Cette déclaration contredit directement l’annonce officielle du ministère de la Justice, suscitant des interrogations sur les motivations réelles derrière cette affaire. Le sénateur républicain Thom Tillis, membre de la commission bancaire du Sénat, avait menacé de bloquer la nomination de Kevin Warsh à la tête de la Fed, à moins que l’enquête sur Powell ne soit abandonnée.

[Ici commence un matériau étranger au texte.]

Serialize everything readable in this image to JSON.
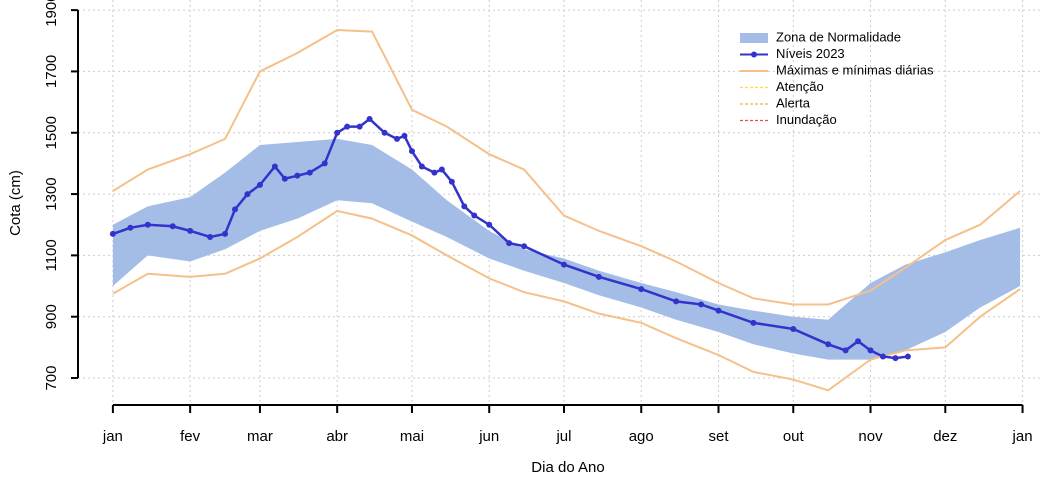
{
  "chart_data": {
    "type": "line",
    "x_label": "Dia do Ano",
    "y_label": "Cota (cm)",
    "xlim": [
      -13,
      373
    ],
    "ylim": [
      612,
      1933
    ],
    "xticks": [
      {
        "value": 1,
        "label": "jan"
      },
      {
        "value": 32,
        "label": "fev"
      },
      {
        "value": 60,
        "label": "mar"
      },
      {
        "value": 91,
        "label": "abr"
      },
      {
        "value": 121,
        "label": "mai"
      },
      {
        "value": 152,
        "label": "jun"
      },
      {
        "value": 182,
        "label": "jul"
      },
      {
        "value": 213,
        "label": "ago"
      },
      {
        "value": 244,
        "label": "set"
      },
      {
        "value": 274,
        "label": "out"
      },
      {
        "value": 305,
        "label": "nov"
      },
      {
        "value": 335,
        "label": "dez"
      },
      {
        "value": 366,
        "label": "jan"
      }
    ],
    "yticks": [
      700,
      900,
      1100,
      1300,
      1500,
      1700,
      1900
    ],
    "grid": true,
    "legend": "top-right",
    "x": [
      1,
      15,
      32,
      46,
      60,
      75,
      91,
      105,
      121,
      135,
      152,
      166,
      182,
      196,
      213,
      227,
      244,
      258,
      274,
      288,
      305,
      319,
      335,
      349,
      365
    ],
    "band": {
      "name": "Zona de Normalidade",
      "color": "#a3bde6",
      "high": [
        1200,
        1260,
        1290,
        1370,
        1460,
        1470,
        1480,
        1460,
        1380,
        1280,
        1180,
        1120,
        1090,
        1050,
        1010,
        980,
        940,
        920,
        900,
        890,
        1010,
        1070,
        1110,
        1150,
        1190
      ],
      "low": [
        1000,
        1100,
        1080,
        1120,
        1180,
        1220,
        1280,
        1270,
        1210,
        1160,
        1090,
        1050,
        1010,
        970,
        930,
        890,
        850,
        810,
        780,
        760,
        760,
        790,
        850,
        930,
        1000
      ]
    },
    "extremes": {
      "name": "Máximas e mínimas diárias",
      "color": "#f5c08a",
      "max": [
        1310,
        1380,
        1430,
        1480,
        1700,
        1760,
        1835,
        1830,
        1575,
        1520,
        1430,
        1380,
        1230,
        1180,
        1130,
        1080,
        1010,
        960,
        940,
        940,
        985,
        1060,
        1150,
        1200,
        1310
      ],
      "min": [
        975,
        1040,
        1030,
        1040,
        1090,
        1160,
        1245,
        1220,
        1165,
        1100,
        1025,
        980,
        950,
        910,
        880,
        830,
        775,
        720,
        695,
        660,
        760,
        790,
        800,
        900,
        990
      ]
    },
    "series": [
      {
        "name": "Níveis 2023",
        "color": "#3333cc",
        "x": [
          1,
          8,
          15,
          25,
          32,
          40,
          46,
          50,
          55,
          60,
          66,
          70,
          75,
          80,
          86,
          91,
          95,
          100,
          104,
          110,
          115,
          118,
          121,
          125,
          130,
          133,
          137,
          142,
          146,
          152,
          160,
          166,
          182,
          196,
          213,
          227,
          237,
          244,
          258,
          274,
          288,
          295,
          300,
          305,
          310,
          315,
          320
        ],
        "values": [
          1170,
          1190,
          1200,
          1195,
          1180,
          1160,
          1170,
          1250,
          1300,
          1330,
          1390,
          1350,
          1360,
          1370,
          1400,
          1500,
          1520,
          1520,
          1545,
          1500,
          1480,
          1490,
          1440,
          1390,
          1370,
          1380,
          1340,
          1260,
          1230,
          1200,
          1140,
          1130,
          1070,
          1030,
          990,
          950,
          940,
          920,
          880,
          860,
          810,
          790,
          820,
          790,
          770,
          765,
          770
        ]
      }
    ],
    "reference_lines": [
      {
        "name": "Atenção",
        "color": "#f0e040"
      },
      {
        "name": "Alerta",
        "color": "#f0b050"
      },
      {
        "name": "Inundação",
        "color": "#e05050"
      }
    ]
  }
}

Tillis, qui avait précédemment affirmé que Trump n’était pas à l’origine de cette enquête, a suggéré qu’elle pourrait avoir été lancée par « quelqu’un au ministère de la Justice » dans l’espoir d’obtenir des faveurs à la Maison-Blanche. Une hypothèse que Leavitt a balayée d’un revers de main en confirmant que « cela a été une priorité pour le président ».

Les démocrates de la commission, unis pour bloquer la nomination de Warsh, pourraient voir leur position renforcée si Tillis maintient son opposition. Ce dernier dispose en effet d’un pouvoir de blocage individuel, suffisant pour faire basculer le vote.